The Plan of Dissolution contemplates an orderly wind down of the Company's business and operations. If the Company's shareholders approve the Plan of Dissolution, the Company intends to file a certificate of dissolution, delist its shares from The NASDAQ Global Market, satisfy or resolve its remaining liabilities and obligations, including but not limited to contingent liabilities and claims and costs associated with the dissolution and liquidation, make reasonable provisions for unknown claims and liabilities, attempt to convert all of its remaining assets into cash or cash equivalents, and make distributions to its shareholders of cash available for distribution based upon their proportionate ownership at the time of the dissolution, subject to applicable legal requirements.

The Company currently estimates that it will establish a reserve of between $7 million and $12 million, which will be used to pay all expenses (including operating expenses up until the dissolution) and other known, non-contingent liabilities, and includes reasonable provision for expenses of liquidation and contingent and unknown liabilities as required by Delaware law. Based on this estimated reserve, the Company currently estimates that the aggregate amount of an initial liquidating distribution to shareholders will be between $72.9 million and $77.9 million, or between $2.72 to $2.91 per share, based on 26,817,294 shares of common stock outstanding as of November 2, 2012. The Company expects to make an initial liquidating distribution as soon as practicable following the dissolution.

The amount distributable to shareholders, however, may vary substantially from this estimate based on a number of factors, including the resolution of outstanding known and contingent liabilities, the possible assertion of claims that are currently unknown to the Company and costs incurred to wind down the Company's business. In particular, pursuant to the Company's Separation and Distribution Agreement with its former parent, Myriad Genetics, Inc., at the time of the Company's separation from Myriad Genetics in 2009, the Company assumed liability for certain pending or threatened legal matters related to the Company's business, and is obligated to indemnify Myriad Genetics for any liability arising out of such matters, including any costs of litigating such matters. Although the Company does not believe that any obligation it assumed under the Separation and Distribution Agreement will result in a material liability, it cannot predict with certainty the amount or timing of such liability, if any. The Board of Directors, in consultation with its advisors, has evaluated this contingent liability, as well as other matters, in order to make a determination about reasonable amounts to reserve, which is reflected in the estimated reserve described above. Although the Board of Directors believes there is a reasonable possibility that a substantial amount of the contingency portion of the reserve will ultimately be distributed to the shareholders, Delaware law requires that the Company's Board of Directors make reasonable provision for contingent and unknown obligations in connection with a dissolution and liquidation of the Company, which requires that a portion of the Company's assets be reserved until the resolution of such matters. Further, if additional amounts are ultimately determined to be necessary to satisfy any of these obligations, shareholders may receive substantially less than the current estimates.

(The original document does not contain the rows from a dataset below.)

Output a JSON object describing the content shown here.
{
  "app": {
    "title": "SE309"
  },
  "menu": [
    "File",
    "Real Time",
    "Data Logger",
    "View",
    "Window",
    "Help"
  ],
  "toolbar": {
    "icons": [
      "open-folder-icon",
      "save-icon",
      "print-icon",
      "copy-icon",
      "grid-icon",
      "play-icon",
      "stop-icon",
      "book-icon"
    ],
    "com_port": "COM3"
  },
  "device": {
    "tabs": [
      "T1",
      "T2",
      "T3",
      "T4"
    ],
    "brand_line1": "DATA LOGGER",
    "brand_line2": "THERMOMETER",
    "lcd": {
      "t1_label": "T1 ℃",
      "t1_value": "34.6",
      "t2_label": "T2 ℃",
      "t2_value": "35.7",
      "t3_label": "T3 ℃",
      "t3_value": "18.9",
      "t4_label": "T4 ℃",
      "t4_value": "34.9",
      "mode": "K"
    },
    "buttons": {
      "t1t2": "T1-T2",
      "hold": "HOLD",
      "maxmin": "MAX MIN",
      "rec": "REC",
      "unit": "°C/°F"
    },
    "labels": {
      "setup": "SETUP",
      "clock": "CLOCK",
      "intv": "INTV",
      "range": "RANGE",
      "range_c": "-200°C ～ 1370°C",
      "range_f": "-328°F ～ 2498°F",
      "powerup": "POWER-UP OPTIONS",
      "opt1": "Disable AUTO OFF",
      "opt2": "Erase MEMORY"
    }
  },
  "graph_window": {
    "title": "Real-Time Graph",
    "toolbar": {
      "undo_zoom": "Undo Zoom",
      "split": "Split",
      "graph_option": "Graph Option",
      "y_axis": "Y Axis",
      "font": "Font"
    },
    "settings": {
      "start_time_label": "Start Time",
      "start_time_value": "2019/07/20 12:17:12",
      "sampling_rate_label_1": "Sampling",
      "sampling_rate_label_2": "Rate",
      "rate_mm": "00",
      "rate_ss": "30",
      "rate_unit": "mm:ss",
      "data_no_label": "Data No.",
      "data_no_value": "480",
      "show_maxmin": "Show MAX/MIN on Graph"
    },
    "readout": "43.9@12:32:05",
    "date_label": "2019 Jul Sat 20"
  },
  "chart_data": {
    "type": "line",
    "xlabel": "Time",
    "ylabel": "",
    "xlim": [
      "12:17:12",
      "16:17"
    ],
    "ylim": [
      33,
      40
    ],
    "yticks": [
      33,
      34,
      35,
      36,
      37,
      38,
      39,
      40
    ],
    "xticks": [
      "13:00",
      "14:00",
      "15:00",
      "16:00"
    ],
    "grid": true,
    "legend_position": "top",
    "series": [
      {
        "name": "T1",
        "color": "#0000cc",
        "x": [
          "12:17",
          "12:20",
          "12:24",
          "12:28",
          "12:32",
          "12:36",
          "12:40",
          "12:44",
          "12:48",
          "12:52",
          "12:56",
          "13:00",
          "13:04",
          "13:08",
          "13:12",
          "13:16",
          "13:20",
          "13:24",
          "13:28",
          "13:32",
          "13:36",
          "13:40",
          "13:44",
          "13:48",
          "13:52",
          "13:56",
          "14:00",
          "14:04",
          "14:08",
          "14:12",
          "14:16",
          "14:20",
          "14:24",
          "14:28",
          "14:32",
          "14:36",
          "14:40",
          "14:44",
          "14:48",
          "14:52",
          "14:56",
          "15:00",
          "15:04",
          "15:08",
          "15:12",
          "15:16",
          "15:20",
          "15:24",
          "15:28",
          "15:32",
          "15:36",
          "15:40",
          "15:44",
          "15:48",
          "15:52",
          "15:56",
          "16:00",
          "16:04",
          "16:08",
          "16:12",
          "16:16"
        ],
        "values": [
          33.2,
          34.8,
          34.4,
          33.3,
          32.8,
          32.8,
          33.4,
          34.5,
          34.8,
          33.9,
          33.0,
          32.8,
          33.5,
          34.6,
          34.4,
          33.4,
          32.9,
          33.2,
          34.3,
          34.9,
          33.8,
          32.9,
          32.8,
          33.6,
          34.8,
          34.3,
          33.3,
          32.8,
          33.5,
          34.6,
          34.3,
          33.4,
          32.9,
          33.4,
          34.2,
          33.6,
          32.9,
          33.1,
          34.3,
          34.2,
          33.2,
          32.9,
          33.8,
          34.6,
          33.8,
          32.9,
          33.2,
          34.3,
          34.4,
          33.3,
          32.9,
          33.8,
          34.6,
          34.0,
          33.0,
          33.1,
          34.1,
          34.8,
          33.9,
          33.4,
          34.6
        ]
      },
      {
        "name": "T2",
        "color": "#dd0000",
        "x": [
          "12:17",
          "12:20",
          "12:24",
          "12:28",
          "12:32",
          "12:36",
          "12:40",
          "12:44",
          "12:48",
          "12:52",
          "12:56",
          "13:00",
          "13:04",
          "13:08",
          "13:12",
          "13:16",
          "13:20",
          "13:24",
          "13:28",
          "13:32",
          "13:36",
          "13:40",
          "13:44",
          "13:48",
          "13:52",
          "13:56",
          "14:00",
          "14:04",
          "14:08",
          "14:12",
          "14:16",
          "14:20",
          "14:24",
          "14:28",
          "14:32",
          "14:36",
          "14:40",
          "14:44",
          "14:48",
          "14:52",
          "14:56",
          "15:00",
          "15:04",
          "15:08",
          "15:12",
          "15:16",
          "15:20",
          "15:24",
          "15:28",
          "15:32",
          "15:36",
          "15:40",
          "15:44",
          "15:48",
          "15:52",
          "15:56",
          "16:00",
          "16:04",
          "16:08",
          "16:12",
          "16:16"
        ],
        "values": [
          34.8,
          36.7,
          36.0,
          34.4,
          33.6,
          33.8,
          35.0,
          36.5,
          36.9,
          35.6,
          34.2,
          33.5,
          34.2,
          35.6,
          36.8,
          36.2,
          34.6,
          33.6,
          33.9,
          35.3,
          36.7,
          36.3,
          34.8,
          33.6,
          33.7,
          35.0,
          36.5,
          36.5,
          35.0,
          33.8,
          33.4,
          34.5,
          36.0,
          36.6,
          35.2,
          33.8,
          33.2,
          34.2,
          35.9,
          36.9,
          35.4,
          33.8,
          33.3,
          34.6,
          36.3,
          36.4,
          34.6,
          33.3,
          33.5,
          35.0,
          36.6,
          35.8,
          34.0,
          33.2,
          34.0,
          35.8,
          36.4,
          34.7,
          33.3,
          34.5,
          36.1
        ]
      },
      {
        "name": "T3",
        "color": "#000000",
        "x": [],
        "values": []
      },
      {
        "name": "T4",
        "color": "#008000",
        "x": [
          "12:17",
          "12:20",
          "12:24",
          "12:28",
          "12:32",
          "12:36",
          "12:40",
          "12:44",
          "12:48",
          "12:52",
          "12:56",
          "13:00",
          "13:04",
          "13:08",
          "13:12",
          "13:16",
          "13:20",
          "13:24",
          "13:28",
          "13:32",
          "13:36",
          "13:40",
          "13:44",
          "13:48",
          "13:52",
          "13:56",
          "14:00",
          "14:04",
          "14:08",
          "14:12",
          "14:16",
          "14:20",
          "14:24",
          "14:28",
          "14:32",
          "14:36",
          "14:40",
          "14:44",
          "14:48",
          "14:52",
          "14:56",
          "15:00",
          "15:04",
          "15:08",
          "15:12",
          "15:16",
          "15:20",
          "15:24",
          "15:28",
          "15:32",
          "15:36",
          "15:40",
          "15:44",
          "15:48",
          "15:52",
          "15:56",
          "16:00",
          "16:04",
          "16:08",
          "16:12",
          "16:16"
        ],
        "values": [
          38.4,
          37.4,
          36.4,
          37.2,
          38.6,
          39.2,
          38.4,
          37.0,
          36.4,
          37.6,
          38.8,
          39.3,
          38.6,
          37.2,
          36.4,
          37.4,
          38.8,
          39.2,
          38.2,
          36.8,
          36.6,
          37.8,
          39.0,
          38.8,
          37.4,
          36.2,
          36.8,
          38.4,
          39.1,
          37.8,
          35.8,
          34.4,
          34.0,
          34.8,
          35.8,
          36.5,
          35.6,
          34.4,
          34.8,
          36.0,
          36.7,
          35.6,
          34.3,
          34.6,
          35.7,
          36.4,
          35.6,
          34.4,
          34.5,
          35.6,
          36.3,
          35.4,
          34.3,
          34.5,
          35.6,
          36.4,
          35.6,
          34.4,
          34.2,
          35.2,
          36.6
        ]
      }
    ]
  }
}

If, prior to its dissolution, the Company receives an offer for a transaction that will, in the view of the Board, provide superior value to shareholders than the value of the estimated distributions under the Plan of Dissolution, taking into account all factors that could affect valuation, including timing and certainty of payment or closing, credit market risks, proposed terms and other factors, the Plan of Dissolution and the dissolution could be abandoned in favor of such a transaction.